L’éducation en Côte d’Ivoire est aujourd’hui dans un triste état. Le pays est classé avant-dernier pays africain par rapport à la qualité de l’éducation. Diplôme acheté, pédagogie inadaptée, manque de rigueur, niveau des élèves extrêmement bas… Le constat est sévère.
Pour les filles, le combat est encore plus grand. Même si la plupart démarrent leur scolarité en primaire, beaucoup abandonnent avant d’avoir obtenu le BEPC, afin de venir aider à la maison. Elles mettent alors une croix sur un avenir autonome.
Concernant le rôle des femmes, il est primordial en Afrique, et pourtant leur place et leurs missions dans ces sociétés patriarcales sont si difficiles. Elles portent seules la responsabilité de leur foyer, de leurs enfants, de leur maison. Elles sont au service de leur père, frère, ou mari et doivent subir le poids du regard de la société si elles ne sont pas à la hauteur des charges qui leur incombent dans leur rôle de femme. Il est très difficile de s’extraire de ces systèmes et encore plus lorsque l’on n’est pas éduqué.

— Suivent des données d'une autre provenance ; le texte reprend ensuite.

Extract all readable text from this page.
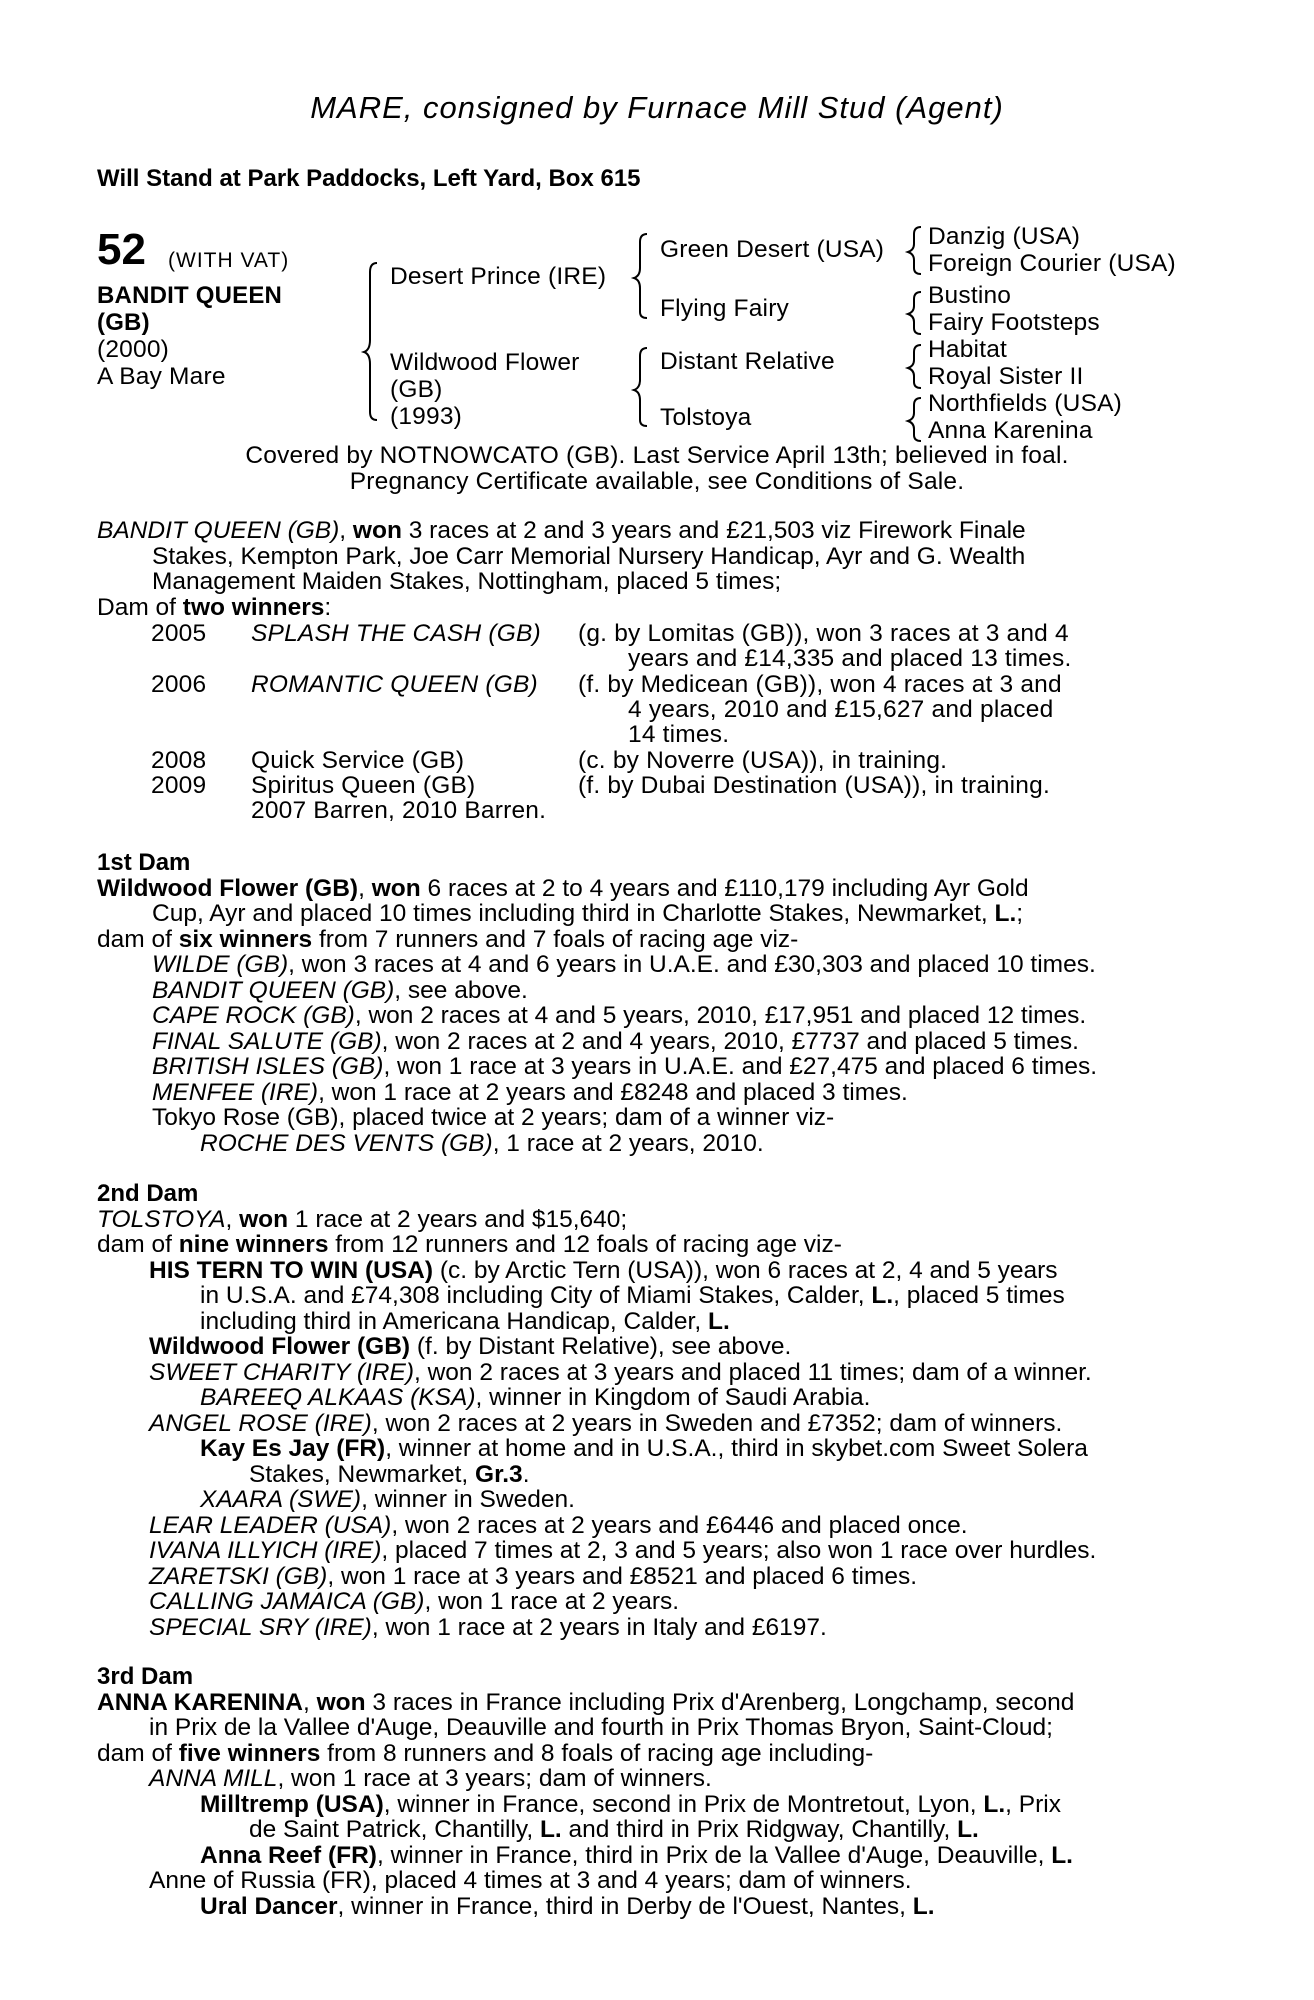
MARE, consigned by Furnace Mill Stud (Agent)
Will Stand at Park Paddocks, Left Yard, Box 615
52 (WITH VAT)
BANDIT QUEEN
(GB)
(2000)
A Bay Mare
Desert Prince (IRE)
Wildwood Flower
(GB)
(1993)
Green Desert (USA)
Flying Fairy
Distant Relative
Tolstoya
Danzig (USA)
Foreign Courier (USA)
Bustino
Fairy Footsteps
Habitat
Royal Sister II
Northfields (USA)
Anna Karenina
Covered by NOTNOWCATO (GB). Last Service April 13th; believed in foal.
Pregnancy Certificate available, see Conditions of Sale.
BANDIT QUEEN (GB), won 3 races at 2 and 3 years and £21,503 viz Firework Finale
Stakes, Kempton Park, Joe Carr Memorial Nursery Handicap, Ayr and G. Wealth
Management Maiden Stakes, Nottingham, placed 5 times;
Dam of two winners:
2005 SPLASH THE CASH (GB) (g. by Lomitas (GB)), won 3 races at 3 and 4
years and £14,335 and placed 13 times.
2006 ROMANTIC QUEEN (GB) (f. by Medicean (GB)), won 4 races at 3 and
4 years, 2010 and £15,627 and placed
14 times.
2008 Quick Service (GB)	(c. by Noverre (USA)), in training.
2009 Spiritus Queen (GB)	(f. by Dubai Destination (USA)), in training.
2007 Barren, 2010 Barren.
1st Dam
Wildwood Flower (GB), won 6 races at 2 to 4 years and £110,179 including Ayr Gold
Cup, Ayr and placed 10 times including third in Charlotte Stakes, Newmarket, L.;
dam of six winners from 7 runners and 7 foals of racing age viz-
WILDE (GB), won 3 races at 4 and 6 years in U.A.E. and £30,303 and placed 10 times.
BANDIT QUEEN (GB), see above.
CAPE ROCK (GB), won 2 races at 4 and 5 years, 2010, £17,951 and placed 12 times.
FINAL SALUTE (GB), won 2 races at 2 and 4 years, 2010, £7737 and placed 5 times.
BRITISH ISLES (GB), won 1 race at 3 years in U.A.E. and £27,475 and placed 6 times.
MENFEE (IRE), won 1 race at 2 years and £8248 and placed 3 times.
Tokyo Rose (GB), placed twice at 2 years; dam of a winner viz-
ROCHE DES VENTS (GB), 1 race at 2 years, 2010.
2nd Dam
TOLSTOYA, won 1 race at 2 years and $15,640;
dam of nine winners from 12 runners and 12 foals of racing age viz-
HIS TERN TO WIN (USA) (c. by Arctic Tern (USA)), won 6 races at 2, 4 and 5 years
in U.S.A. and £74,308 including City of Miami Stakes, Calder, L., placed 5 times
including third in Americana Handicap, Calder, L.
Wildwood Flower (GB) (f. by Distant Relative), see above.
SWEET CHARITY (IRE), won 2 races at 3 years and placed 11 times; dam of a winner.
BAREEQ ALKAAS (KSA), winner in Kingdom of Saudi Arabia.
ANGEL ROSE (IRE), won 2 races at 2 years in Sweden and £7352; dam of winners.
Kay Es Jay (FR), winner at home and in U.S.A., third in skybet.com Sweet Solera
Stakes, Newmarket, Gr.3.
XAARA (SWE), winner in Sweden.
LEAR LEADER (USA), won 2 races at 2 years and £6446 and placed once.
IVANA ILLYICH (IRE), placed 7 times at 2, 3 and 5 years; also won 1 race over hurdles.
ZARETSKI (GB), won 1 race at 3 years and £8521 and placed 6 times.
CALLING JAMAICA (GB), won 1 race at 2 years.
SPECIAL SRY (IRE), won 1 race at 2 years in Italy and £6197.
3rd Dam
ANNA KARENINA, won 3 races in France including Prix d'Arenberg, Longchamp, second
in Prix de la Vallee d'Auge, Deauville and fourth in Prix Thomas Bryon, Saint-Cloud;
dam of five winners from 8 runners and 8 foals of racing age including-
ANNA MILL, won 1 race at 3 years; dam of winners.
Milltremp (USA), winner in France, second in Prix de Montretout, Lyon, L., Prix
de Saint Patrick, Chantilly, L. and third in Prix Ridgway, Chantilly, L.
Anna Reef (FR), winner in France, third in Prix de la Vallee d'Auge, Deauville, L.
Anne of Russia (FR), placed 4 times at 3 and 4 years; dam of winners.
Ural Dancer, winner in France, third in Derby de l'Ouest, Nantes, L.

Qui est ton partenaire d’accueil et comment favorise-t-il l’éducation des femmes ?
Claire Amitié a été créée en France au sortir de la Seconde Guerre mondiale. Cette ONG est maintenant présente dans dix foyers en Afrique, au Brésil et au Cambodge. L’association est présente en Côte d’Ivoire depuis 1966. Aujourd’hui nous accueillons une centaine de jeunes filles défavorisées ou en difficulté au Foyer Claire Amitié Bouaké, un centre de formation professionnelle. Nous les formons pendant trois ans à un métier (couture, coiffure ou pâtisserie) mais surtout elles bénéficient d’une formation humaine pour qu’elles deviennent des FREE : des Femmes Responsables Epanouies et Entrepreneurs.

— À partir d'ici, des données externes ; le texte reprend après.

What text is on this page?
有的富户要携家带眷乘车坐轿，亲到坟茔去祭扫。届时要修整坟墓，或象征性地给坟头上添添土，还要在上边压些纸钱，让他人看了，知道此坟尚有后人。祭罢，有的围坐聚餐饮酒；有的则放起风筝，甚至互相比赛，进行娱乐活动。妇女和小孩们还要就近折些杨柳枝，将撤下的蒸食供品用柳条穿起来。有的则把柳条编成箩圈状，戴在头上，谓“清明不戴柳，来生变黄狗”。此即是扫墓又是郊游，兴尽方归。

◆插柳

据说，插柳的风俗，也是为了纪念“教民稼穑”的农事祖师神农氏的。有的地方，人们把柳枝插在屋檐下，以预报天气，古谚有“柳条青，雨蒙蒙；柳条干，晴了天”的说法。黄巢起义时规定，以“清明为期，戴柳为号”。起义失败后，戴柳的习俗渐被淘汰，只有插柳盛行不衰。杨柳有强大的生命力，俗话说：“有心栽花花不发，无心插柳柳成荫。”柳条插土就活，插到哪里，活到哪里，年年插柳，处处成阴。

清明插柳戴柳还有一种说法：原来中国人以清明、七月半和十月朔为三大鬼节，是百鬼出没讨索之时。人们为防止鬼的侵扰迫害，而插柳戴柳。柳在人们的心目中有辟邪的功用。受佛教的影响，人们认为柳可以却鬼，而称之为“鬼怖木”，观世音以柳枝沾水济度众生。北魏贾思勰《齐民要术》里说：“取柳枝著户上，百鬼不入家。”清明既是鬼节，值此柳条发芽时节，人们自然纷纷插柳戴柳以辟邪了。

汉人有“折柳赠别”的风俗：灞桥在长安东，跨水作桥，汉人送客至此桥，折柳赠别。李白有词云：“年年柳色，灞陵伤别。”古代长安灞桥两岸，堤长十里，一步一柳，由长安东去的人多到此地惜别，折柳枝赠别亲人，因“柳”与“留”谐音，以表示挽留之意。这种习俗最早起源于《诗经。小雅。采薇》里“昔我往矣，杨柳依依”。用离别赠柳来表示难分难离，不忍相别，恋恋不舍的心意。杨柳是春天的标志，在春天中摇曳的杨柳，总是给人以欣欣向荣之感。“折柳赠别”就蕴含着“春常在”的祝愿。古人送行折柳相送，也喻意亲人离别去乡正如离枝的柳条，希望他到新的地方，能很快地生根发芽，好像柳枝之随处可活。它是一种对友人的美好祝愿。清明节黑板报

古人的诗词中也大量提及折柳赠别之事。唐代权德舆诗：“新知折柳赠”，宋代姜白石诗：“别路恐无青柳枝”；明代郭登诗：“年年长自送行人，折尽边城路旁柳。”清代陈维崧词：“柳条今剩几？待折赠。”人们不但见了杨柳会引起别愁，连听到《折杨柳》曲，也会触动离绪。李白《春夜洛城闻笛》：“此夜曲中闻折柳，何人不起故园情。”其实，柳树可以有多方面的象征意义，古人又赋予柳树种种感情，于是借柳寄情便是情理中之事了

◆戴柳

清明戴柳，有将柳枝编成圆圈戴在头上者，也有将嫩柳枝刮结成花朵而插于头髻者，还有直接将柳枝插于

Claire Amitié est comme une grande famille. Chacune est accueillie telle qu’elle est : alphabétisée ou non, chrétienne ou musulmane, nantie ou non, sachant s’exprimer en français ou non. Les jeunes filles accueillies développent entre elles une relation de sœur. Les « doyennes » de troisième année accueillent et guident les nouvelles ! On sait travailler quand il faut travailler, mais on sait aussi faire la fête ! Journée de la femme, fête de Noël, de Pâques, remise des diplômes, chaque occasion permet de se détendre, se rassembler et danser !

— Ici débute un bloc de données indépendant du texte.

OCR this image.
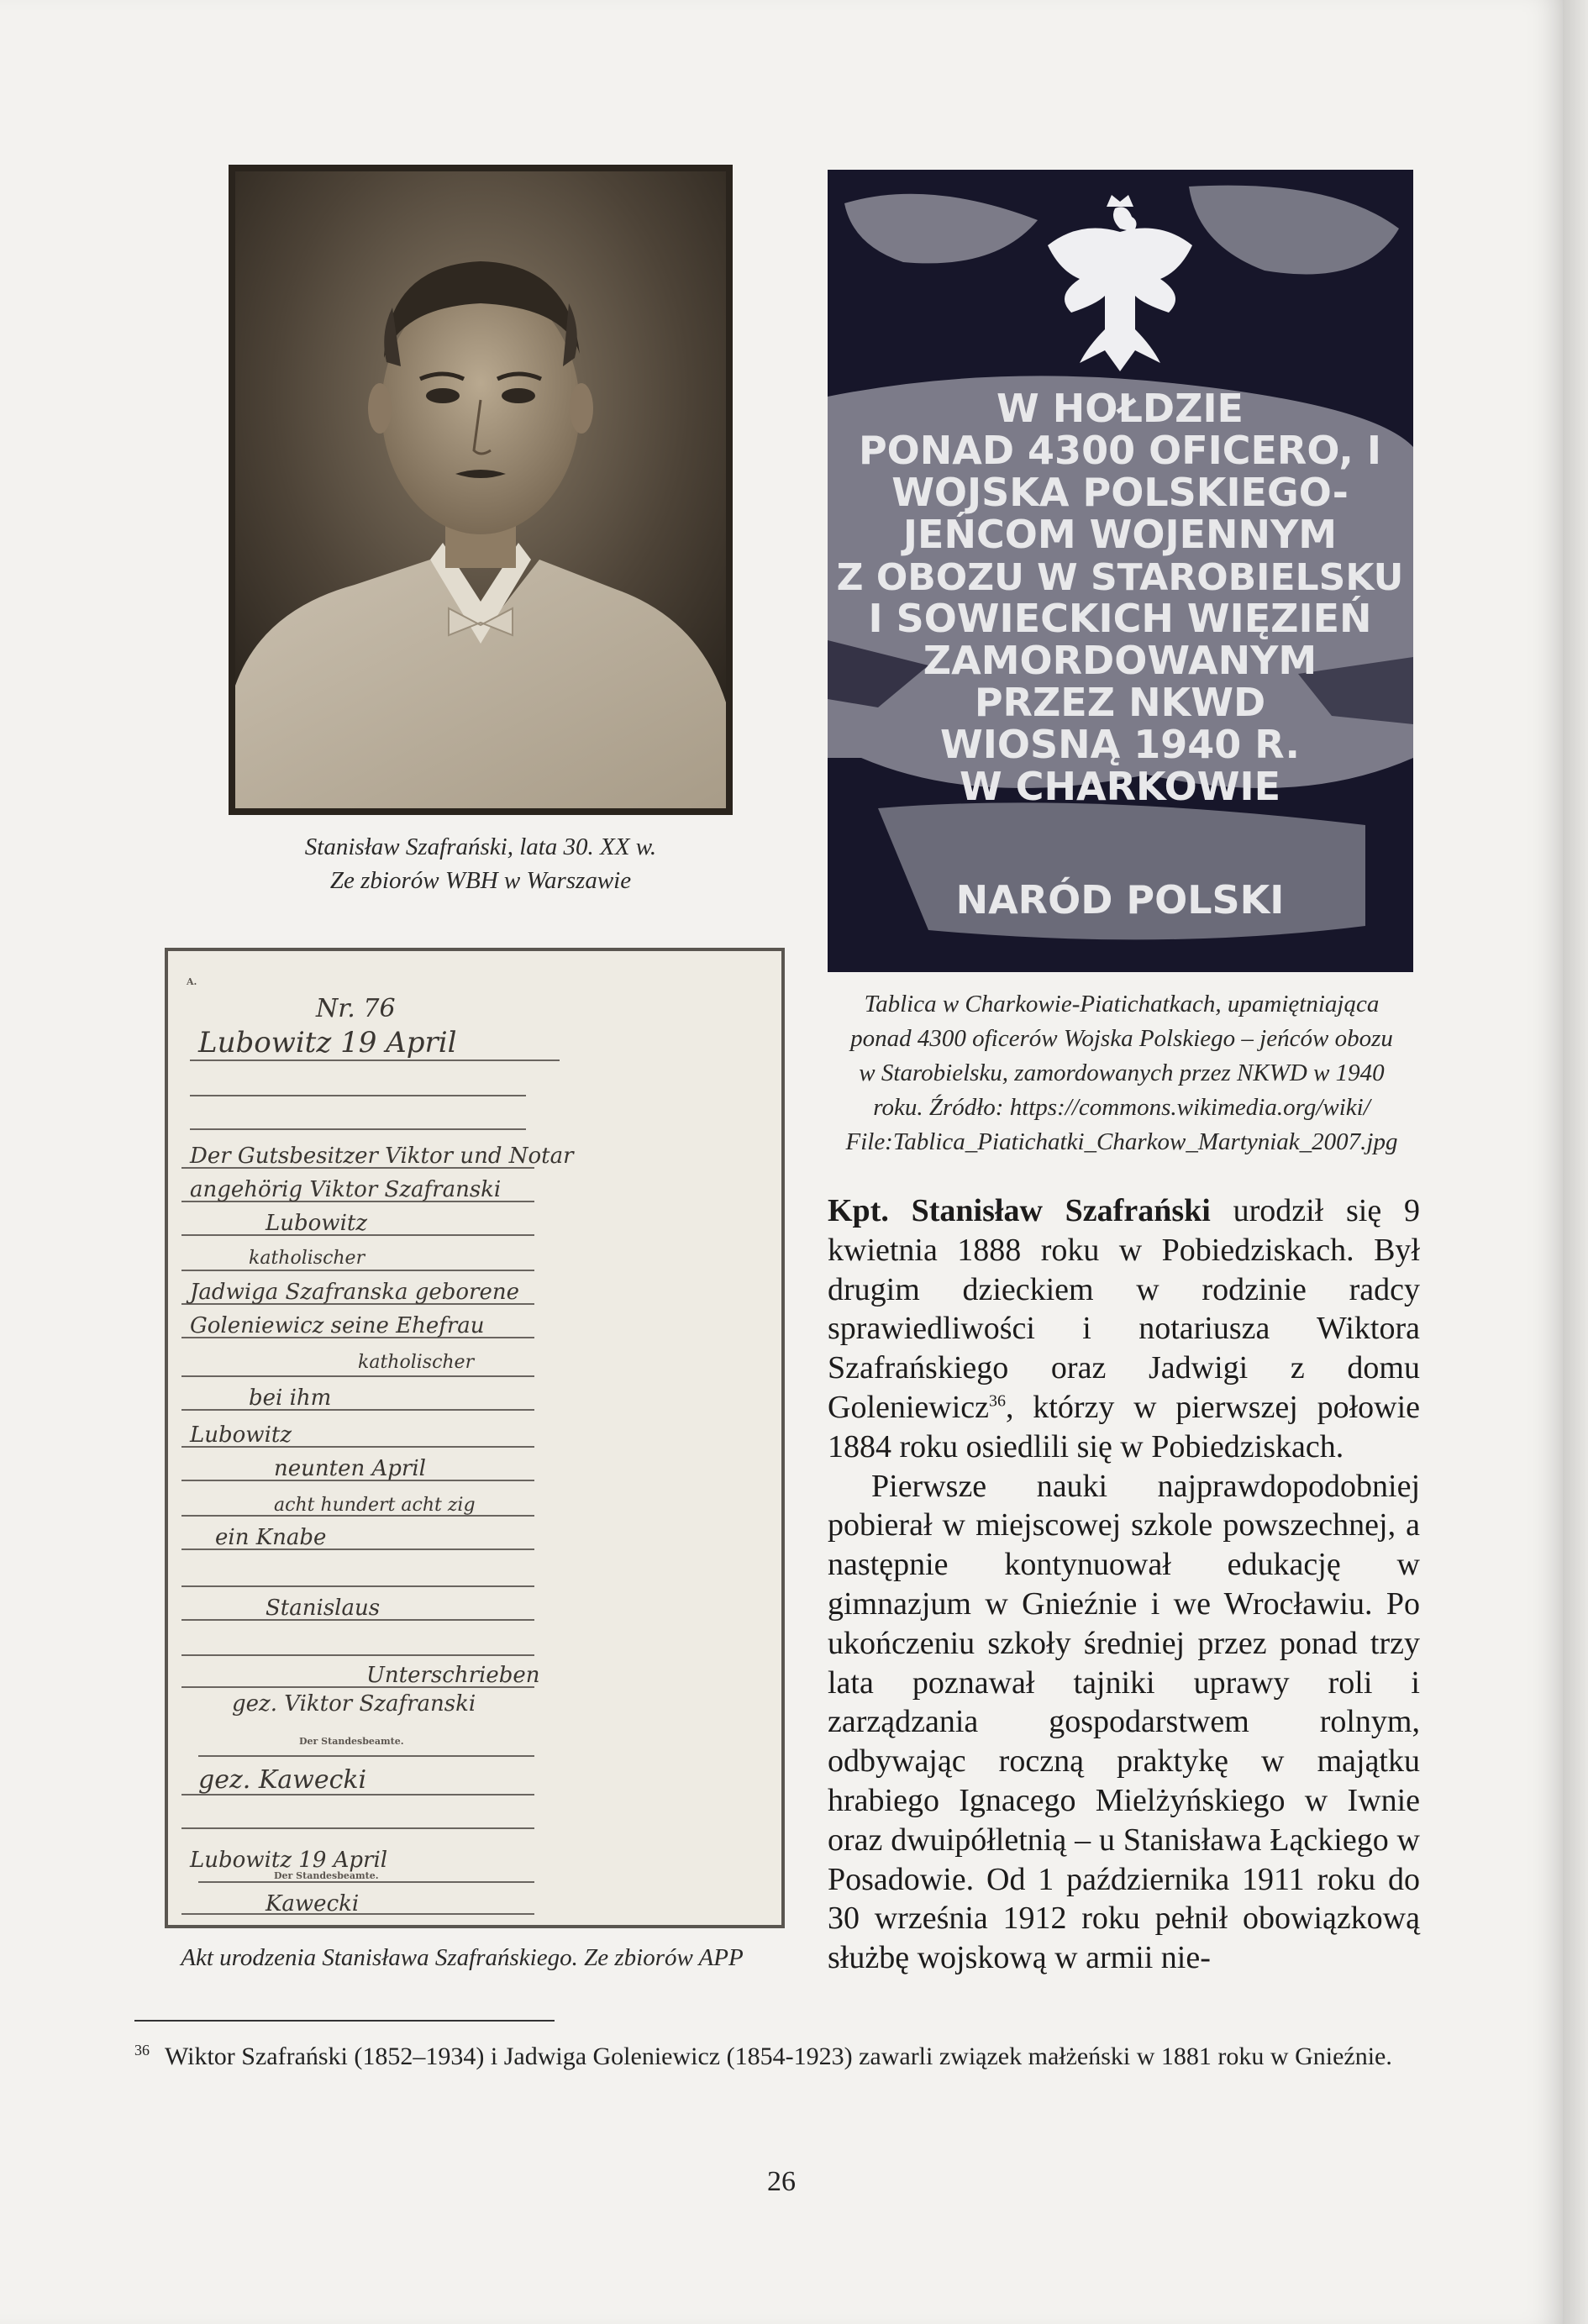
Stanisław Szafrański, lata 30. XX w.
Ze zbiorów WBH w Warszawie
W HOŁDZIE
PONAD 4300 OFICERO, I
WOJSKA POLSKIEGO-
JEŃCOM WOJENNYM
Z OBOZU W STAROBIELSKU
I SOWIECKICH WIĘZIEŃ
ZAMORDOWANYM
PRZEZ NKWD
WIOSNĄ 1940 R.
W CHARKOWIE
NARÓD POLSKI
Tablica w Charkowie-Piatichatkach, upamiętniająca
ponad 4300 oficerów Wojska Polskiego – jeńców obozu
w Starobielsku, zamordowanych przez NKWD w 1940
roku. Źródło: https://commons.wikimedia.org/wiki/
File:Tablica_Piatichatki_Charkow_Martyniak_2007.jpg
A.
Nr. 76
Lubowitz 19 April
Der Gutsbesitzer Viktor und Notar
angehörig Viktor Szafranski
Lubowitz
katholischer
Jadwiga Szafranska geborene
Goleniewicz seine Ehefrau
katholischer
bei ihm
Lubowitz
neunten April
acht hundert acht zig
ein Knabe
Stanislaus
Unterschrieben
gez. Viktor Szafranski
gez. Kawecki
Lubowitz 19 April
Kawecki
Der Standesbeamte.
Der Standesbeamte.
Akt urodzenia Stanisława Szafrańskiego. Ze zbiorów APP

Kpt. Stanisław Szafrański urodził się 9 kwietnia 1888 roku w Pobiedziskach. Był drugim dzieckiem w rodzinie radcy sprawiedliwości i notariusza Wiktora Szafrańskiego oraz Jadwigi z domu Goleniewicz$^{36}$, którzy w pierwszej połowie 1884 roku osiedlili się w Pobiedziskach.

Pierwsze nauki najprawdopodobniej pobierał w miejscowej szkole powszechnej, a następnie kontynuował edukację w gimnazjum w Gnieźnie i we Wrocławiu. Po ukończeniu szkoły średniej przez ponad trzy lata poznawał tajniki uprawy roli i zarządzania gospodarstwem rolnym, odbywając roczną praktykę w majątku hrabiego Ignacego Mielżyńskiego w Iwnie oraz dwuipółletnią – u Stanisława Łąckiego w Posadowie. Od 1 października 1911 roku do 30 września 1912 roku pełnił obowiązkową służbę wojskową w armii nie-

$^{36}$ Wiktor Szafrański (1852–1934) i Jadwiga Goleniewicz (1854-1923) zawarli związek małżeński w 1881 roku w Gnieźnie.
26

Quelle est ta mission au sein de Claire Amitiés ?
J’ai été missionnée par la DCC auprès de Claire Amitié pour venir épauler Sœur Jeanne, la responsable du foyer de Bouaké. A ce titre, j’ai beaucoup de casquettes ! Je suis en charge du suivi pédagogique des programmes et des monitrices. Il faut s’assurer du bon suivi du programme, de la bonne préparation et animation des cours. Je suis également chargée d’animer le programme de Formation Humaine. Nous cherchons des thématiques et des intervenants sur des sujets comme : la santé (de la femme, de l’enfant), la confiance en soi, la psychologie homme / femme, ou encore des cours de secourisme. Je gère aussi l’atelier de confection. Nous y produisons des sacs, des carnets en pagne, des nappes et des tabliers, que nous cherchons à vendre à l’extérieur, afin de nous fournir des revenus pour le fonctionnement du foyer.
Je suis heureuse de contribuer à l’éducation et à l’éveil de jeunes femmes au parcours souvent difficile. Etant moi-même Maman de trois petites filles, je pense que mon rôle est de faire d’elles des futures jeunes femmes libres et responsables. Comment alors ne pas adhérer à la mission de Claire Amitié ?


Engagée avec la DCC au service du développement, comment ta contribution à l’éducation de ces jeunes filles y participe ?
En Afrique comme ailleurs, nous ne pouvons pas parler de développement sans parler de la condition féminine. Les femmes portent (au premier comme au second degré) le monde. Les femmes africaines nous montrent un visage extraordinaire de courage et de résilience. Leur société ne pourra pas se développer durablement si les femmes ne sont pas investies d’une place honnête et d’une reconnaissance.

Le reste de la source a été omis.